I think of that – think of that Mike as that starts what Mark’s talking about, that starts with connectivity and that’s good, but after you are in those places for a while, there’s other ways to monetize those highlights.

Mark Dankberg

Management

Yes.

Mike Crawford

Analyst · B. Riley. Your line is open.

Okay, great. Thanks.

Robert Blair

Management

But that’s on our – yes, that’s on our list, yes.

Mike Crawford

Analyst · B. Riley. Your line is open.

Thank you.

Robert Blair

Management

Thanks, Mike.

Operator

Operator

Thanks. Thank you. Your next question comes from Wilton Fry with Royal Bank of Canada. Your line is open.

Wilton Fry

Analyst · Royal Bank of Canada. Your line is open.

Yes. Good evening. Your press release on December the 10th stated you just hit 1,000 aircraft mark, now that’s 102 aircraft in the first 70 days of the quarter, you end up doing 225, which means I guess you did 123 in the last 20 days of the year. I was wondering if you can explain that 400% increase in the installation rate per day as you hit sort of the last part of the –last part of the quarter Were there any sort of contractual, financial obligations you have to meet by the 31st December that help explain that? Thanks.

Mark Dankberg

Management

You’re talking about the press release, is that what he’s talking about, the 1,000 – press release –

Wilton Fry

Analyst · Royal Bank of Canada. Your line is open.

Yes, you put out a press release on December the 10th.

Mark Dankberg

Management

Yes, you can’t measure those – the timing as absolute perfectly there. So, we start that process, we got to hit a milestone and start that process, but we have been preparing that, there were probably another – probably another couple dozen aircraft that were delivered, so it’s not that precise really.

Robert Blair

Management

Yes.

Wilton Fry

Analyst · Royal Bank of Canada. Your line is open.
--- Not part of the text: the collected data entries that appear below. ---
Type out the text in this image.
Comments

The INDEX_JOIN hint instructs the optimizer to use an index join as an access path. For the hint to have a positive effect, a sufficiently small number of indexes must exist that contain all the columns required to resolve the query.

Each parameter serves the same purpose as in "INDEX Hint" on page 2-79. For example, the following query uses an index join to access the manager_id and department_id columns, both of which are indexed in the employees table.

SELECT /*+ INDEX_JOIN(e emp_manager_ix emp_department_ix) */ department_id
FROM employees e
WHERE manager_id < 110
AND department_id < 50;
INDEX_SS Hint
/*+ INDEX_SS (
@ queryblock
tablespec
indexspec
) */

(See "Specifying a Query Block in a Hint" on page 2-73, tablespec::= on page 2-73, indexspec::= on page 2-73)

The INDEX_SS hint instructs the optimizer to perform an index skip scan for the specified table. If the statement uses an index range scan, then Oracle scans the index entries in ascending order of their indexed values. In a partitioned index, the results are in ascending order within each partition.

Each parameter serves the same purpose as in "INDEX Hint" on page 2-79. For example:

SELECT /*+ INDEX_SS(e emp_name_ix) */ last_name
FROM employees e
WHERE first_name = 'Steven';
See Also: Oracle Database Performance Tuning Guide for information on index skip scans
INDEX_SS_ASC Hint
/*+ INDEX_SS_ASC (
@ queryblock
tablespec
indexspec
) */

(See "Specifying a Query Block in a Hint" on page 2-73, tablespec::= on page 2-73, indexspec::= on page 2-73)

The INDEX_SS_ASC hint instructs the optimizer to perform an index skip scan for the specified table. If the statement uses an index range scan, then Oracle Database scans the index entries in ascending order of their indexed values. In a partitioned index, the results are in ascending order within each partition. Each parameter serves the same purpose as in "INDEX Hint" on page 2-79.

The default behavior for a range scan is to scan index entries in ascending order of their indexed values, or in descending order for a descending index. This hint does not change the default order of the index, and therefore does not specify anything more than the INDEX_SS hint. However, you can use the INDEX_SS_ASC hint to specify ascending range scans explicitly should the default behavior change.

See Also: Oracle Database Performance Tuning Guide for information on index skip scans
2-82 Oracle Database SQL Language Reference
Okay, sorry, the press release did say it hit 1,000 mark that day, so I took it as a precise release. Okay. Were there any Q4 – were there any Q4 aircraft brought forward into Q3?

Mark Dankberg

Management

There were, yes. Aircraft that we had planned for Q4 that were delivered in Q3, yes.

Robert Blair

Management

Yes.

Mark Dankberg

Management

Also, I think we’ll have situations, especially with new airlines where they’ll be flying terminals for a while, but not declare them into service, right. So that – so i’s not like they were all literally installed in that time. But you’re right, there was a lot of pressure and it wasn’t from us, it was from our airline partners trying to get these aircraft in service. So American has done a phenomenal job of stepping that up, yes.

Wilton Fry

Analyst · Royal Bank of Canada. Your line is open.

Okay, great. Thank you.

Mark Dankberg

Management

Okay. [indiscernible].

Operator

Operator

Thank you. And this concludes our question-and-answer session. I’d like to turn the call back over to Mr. Mark Dankberg for closing remarks.

Mark Dankberg

Management

Okay, thanks. Well, thanks very much everybody for dialing into our call today and we look forward to speaking again a quarter from now.

Operator

Operator

Ladies and gentlemen, thank you for participating in today’s conference. This does conclude the program, and you all may disconnect. Everyone have a wonderful day.